When Fox drew 30.28 million viewers for last season’s two-hour final “American Idol” showdown May 25, those viewers ran the gamut from preschoolers to adults. One of the reasons the show is such a top draw is that families watch together. In May the Tuesday and Wednesday editions of the show occupied the top two spots for co-viewing for kids 2 to 11 watching with an adult and for teens 12 to 17 watching with an adult, according to Nielsen.

“‘American Idol’ has a built-in discussion point and interactivity to it, so everyone can play along and have an opinion,” said Craig Erwich, executive VP of programming at Fox. “If you look at the music they sing, it appeals to people of all generations. … Embedded in the show is an uplifting message: Anybody can be successful through hard work, focus and talent. But the show’s not saccharine.”

Shows that reach across generations are going to do better because they can draw a bigger number than those whose mission is to attract younger audiences, said Brad Adgate, senior VP of research at Horizon Media. “If you get a show that targets teens and parents, that’s great,” he said, adding that “American Idol” does that because everyone has an opinion on who should win, making it not just TV but a family event.

While broadcast networks are more likely to develop family-friendly content because it is part of their mission to be broad-based, some cable networks are also focused on family fare, but in different ways.

ABC Family, Hallmark and Disney Channel are in that camp. ABC Family targets the 18 to 49 demo with content about today’s families that is relevant and contemporary, said Paul Lee, president of ABC Family. Though it’s an adult-targeted network, all the content that runs in the early-evening hours would be appropriate for children to see, he said.

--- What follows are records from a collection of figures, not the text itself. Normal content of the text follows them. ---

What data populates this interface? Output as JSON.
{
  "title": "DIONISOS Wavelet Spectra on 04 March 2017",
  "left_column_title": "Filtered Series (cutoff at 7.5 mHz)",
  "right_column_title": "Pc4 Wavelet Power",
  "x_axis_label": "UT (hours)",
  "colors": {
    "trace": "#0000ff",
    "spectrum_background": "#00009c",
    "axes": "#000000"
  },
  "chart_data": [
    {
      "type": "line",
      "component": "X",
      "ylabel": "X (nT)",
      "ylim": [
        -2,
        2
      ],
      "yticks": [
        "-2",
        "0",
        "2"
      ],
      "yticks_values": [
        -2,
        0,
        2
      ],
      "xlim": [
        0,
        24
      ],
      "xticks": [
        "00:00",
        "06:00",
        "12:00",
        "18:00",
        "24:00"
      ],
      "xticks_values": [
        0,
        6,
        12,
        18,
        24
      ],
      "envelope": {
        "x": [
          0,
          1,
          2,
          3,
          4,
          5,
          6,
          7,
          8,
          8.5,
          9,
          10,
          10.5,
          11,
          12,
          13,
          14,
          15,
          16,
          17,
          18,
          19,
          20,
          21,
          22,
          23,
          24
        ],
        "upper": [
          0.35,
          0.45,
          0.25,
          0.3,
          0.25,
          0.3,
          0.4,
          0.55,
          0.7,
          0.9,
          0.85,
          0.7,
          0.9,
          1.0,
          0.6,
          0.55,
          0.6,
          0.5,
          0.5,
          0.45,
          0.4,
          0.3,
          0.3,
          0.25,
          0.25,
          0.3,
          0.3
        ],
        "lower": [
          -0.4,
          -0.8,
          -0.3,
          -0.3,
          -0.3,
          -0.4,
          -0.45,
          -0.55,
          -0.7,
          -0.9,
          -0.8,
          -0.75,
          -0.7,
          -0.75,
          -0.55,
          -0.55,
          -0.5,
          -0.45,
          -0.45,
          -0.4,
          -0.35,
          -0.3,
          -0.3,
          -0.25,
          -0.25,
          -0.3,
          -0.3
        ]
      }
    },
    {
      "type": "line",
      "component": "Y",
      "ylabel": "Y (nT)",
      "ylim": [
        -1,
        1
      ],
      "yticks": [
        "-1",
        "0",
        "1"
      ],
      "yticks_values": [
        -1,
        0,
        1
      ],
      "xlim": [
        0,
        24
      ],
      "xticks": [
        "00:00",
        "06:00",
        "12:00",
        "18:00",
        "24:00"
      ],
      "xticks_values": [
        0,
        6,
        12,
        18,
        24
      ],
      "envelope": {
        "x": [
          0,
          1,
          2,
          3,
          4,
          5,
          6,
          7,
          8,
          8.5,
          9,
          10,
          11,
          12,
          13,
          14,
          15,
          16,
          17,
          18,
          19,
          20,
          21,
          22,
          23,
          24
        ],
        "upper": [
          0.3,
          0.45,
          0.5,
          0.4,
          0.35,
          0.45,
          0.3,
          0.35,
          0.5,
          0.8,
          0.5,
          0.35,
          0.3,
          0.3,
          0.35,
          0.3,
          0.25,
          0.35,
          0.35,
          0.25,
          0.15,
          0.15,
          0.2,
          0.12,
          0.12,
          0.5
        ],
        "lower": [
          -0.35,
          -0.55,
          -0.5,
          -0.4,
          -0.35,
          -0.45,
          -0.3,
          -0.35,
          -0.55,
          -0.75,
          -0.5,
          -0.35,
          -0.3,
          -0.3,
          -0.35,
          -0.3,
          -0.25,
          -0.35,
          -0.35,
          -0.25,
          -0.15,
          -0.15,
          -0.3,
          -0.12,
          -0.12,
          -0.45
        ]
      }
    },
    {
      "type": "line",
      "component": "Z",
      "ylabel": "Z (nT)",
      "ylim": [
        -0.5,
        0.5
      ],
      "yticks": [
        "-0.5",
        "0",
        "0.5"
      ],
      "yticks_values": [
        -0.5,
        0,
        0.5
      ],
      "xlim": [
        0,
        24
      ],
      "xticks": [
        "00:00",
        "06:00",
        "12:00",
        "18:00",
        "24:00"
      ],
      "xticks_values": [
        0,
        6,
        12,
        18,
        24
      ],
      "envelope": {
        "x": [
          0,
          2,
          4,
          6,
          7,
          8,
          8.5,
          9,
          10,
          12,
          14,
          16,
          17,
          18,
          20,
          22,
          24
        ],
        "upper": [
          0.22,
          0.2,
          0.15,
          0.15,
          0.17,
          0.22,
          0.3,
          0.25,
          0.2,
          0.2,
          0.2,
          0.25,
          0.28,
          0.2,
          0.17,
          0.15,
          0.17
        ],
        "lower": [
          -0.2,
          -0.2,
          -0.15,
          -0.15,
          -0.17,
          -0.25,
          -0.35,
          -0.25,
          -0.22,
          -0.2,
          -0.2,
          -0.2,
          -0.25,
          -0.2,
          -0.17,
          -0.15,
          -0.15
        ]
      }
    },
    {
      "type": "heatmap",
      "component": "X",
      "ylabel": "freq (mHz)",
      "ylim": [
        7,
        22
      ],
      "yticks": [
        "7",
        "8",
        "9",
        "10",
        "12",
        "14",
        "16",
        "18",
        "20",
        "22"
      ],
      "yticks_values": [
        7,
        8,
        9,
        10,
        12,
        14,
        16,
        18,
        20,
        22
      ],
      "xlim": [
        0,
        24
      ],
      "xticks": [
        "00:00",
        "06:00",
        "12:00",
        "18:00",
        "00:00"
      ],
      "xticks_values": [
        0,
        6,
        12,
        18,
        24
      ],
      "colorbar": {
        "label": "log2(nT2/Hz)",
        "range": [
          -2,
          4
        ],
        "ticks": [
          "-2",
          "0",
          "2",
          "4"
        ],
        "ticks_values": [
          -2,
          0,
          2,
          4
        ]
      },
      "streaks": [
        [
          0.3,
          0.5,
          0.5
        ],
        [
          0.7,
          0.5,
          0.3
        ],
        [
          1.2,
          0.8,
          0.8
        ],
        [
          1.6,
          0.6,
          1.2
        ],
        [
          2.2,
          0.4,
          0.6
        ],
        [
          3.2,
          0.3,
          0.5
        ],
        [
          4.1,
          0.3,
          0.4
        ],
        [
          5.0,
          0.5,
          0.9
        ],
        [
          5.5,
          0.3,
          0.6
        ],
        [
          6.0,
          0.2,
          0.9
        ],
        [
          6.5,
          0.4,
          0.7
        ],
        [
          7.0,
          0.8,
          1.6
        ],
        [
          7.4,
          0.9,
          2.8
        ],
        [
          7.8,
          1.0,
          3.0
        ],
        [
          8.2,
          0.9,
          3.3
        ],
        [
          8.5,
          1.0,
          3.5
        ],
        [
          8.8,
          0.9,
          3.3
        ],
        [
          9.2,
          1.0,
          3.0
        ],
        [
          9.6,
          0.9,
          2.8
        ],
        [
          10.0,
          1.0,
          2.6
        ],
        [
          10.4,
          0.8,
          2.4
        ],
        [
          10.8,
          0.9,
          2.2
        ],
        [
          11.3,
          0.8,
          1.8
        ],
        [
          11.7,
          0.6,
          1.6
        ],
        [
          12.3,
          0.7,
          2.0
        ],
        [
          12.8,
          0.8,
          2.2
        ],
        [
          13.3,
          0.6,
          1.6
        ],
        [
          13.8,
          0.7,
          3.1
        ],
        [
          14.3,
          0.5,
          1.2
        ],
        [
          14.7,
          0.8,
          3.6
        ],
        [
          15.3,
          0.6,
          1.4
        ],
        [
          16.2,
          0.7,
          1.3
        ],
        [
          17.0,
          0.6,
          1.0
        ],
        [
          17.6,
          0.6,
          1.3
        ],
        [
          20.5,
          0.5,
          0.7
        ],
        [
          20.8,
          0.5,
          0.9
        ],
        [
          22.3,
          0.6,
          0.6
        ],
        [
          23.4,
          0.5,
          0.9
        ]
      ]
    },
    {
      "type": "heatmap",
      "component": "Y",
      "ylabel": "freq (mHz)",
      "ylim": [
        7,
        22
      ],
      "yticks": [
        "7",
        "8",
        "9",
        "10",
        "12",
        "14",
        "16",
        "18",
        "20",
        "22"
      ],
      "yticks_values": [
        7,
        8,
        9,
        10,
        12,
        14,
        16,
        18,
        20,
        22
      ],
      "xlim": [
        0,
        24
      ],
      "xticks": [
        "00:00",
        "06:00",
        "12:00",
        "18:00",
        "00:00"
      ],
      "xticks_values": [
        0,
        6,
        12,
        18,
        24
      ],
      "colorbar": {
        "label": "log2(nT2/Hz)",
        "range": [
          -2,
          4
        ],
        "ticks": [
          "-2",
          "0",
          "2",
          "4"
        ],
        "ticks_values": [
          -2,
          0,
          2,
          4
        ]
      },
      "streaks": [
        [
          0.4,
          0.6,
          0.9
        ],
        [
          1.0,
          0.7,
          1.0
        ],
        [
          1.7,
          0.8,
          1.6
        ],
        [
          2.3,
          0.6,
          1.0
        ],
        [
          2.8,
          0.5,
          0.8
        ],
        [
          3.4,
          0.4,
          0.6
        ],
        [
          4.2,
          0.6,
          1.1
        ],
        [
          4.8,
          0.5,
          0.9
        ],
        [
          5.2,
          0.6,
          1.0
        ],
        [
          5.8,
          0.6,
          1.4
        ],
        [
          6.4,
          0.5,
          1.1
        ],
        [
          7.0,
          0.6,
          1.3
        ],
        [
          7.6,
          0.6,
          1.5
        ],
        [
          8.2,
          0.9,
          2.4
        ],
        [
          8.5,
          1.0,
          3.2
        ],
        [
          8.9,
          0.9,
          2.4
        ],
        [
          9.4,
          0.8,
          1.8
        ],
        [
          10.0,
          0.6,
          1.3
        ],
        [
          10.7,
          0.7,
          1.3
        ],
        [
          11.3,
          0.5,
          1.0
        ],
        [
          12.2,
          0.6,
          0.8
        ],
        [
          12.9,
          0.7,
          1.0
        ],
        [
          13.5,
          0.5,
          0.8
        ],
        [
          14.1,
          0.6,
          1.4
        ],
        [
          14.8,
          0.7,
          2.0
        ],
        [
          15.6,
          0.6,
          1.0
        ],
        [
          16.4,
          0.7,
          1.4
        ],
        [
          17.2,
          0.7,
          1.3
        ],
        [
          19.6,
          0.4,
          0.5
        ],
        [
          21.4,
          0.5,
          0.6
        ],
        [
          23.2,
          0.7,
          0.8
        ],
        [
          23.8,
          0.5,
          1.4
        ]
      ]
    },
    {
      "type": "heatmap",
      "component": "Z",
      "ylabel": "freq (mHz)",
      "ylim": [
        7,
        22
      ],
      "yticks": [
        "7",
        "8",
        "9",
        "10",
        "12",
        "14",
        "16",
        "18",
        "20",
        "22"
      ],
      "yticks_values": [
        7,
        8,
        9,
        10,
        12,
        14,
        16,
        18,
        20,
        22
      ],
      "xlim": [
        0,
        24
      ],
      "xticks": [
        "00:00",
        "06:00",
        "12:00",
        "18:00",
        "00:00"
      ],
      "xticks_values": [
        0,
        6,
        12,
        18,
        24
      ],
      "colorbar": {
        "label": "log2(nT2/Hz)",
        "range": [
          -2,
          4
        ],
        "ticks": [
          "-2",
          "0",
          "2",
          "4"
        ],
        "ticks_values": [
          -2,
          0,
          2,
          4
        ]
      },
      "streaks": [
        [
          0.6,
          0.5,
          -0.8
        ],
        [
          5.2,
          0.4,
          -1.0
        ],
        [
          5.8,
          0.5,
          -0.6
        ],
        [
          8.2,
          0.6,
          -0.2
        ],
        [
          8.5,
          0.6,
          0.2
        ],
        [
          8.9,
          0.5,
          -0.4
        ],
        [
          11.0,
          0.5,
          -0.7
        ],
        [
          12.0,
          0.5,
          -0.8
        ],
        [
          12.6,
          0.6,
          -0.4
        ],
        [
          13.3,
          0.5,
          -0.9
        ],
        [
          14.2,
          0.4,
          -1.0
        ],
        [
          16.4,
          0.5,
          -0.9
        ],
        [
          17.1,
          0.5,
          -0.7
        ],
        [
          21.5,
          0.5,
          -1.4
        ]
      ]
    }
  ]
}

The one time the network purposely aims to attract families is during its 25 Days of Christmas event, when Santa Claus movies and animated Christmas films that reach across generations are shown.

“We are not looking for sweet, happy traditional families. The lead [character] in [the new original series] ‘Wildfire’ comes out of a penitentiary and really has to struggle with the right decisions,” Mr. Lee said. “We are out there to reclaim the word ‘family’ … but we are not focused on making shows that 4-year-olds and 60-year-olds can watch together.”

Nor is Hallmark Channel. “We don’t start out philosophically thinking we are a channel for the whole family,” said David Kenin, executive VP of programming at the networ
k. The network’s shows are for adults, but they are shows that should be comfortable for anyone watching, he said.

“If your oldest aunt or uncle came into the room, you wouldn’t need to hold the remote the whole time. We are safe. We don’t need to challenge the mores of American audiences with the kind of material we may like ourselves or choose ourselves. We are serving the brand,” he said.

Disney Channel, on the other hand, is kid-driven but family-inclusive. “I don’t believe you can drive everything at the same time,” said Rich Ross, president of Disney Channel Worldwide. Even though the channel’s movies, for instance, are about kids, they also feature moms and dads, and the parents aren’t portrayed as imbeciles, he said.

“I define family friendly as having a relevancy for families with topics or subject matter that is interesting and inclusive to families. Parents are divorced, passed away, interracial [or heads of] blended families. There are kids with special needs.”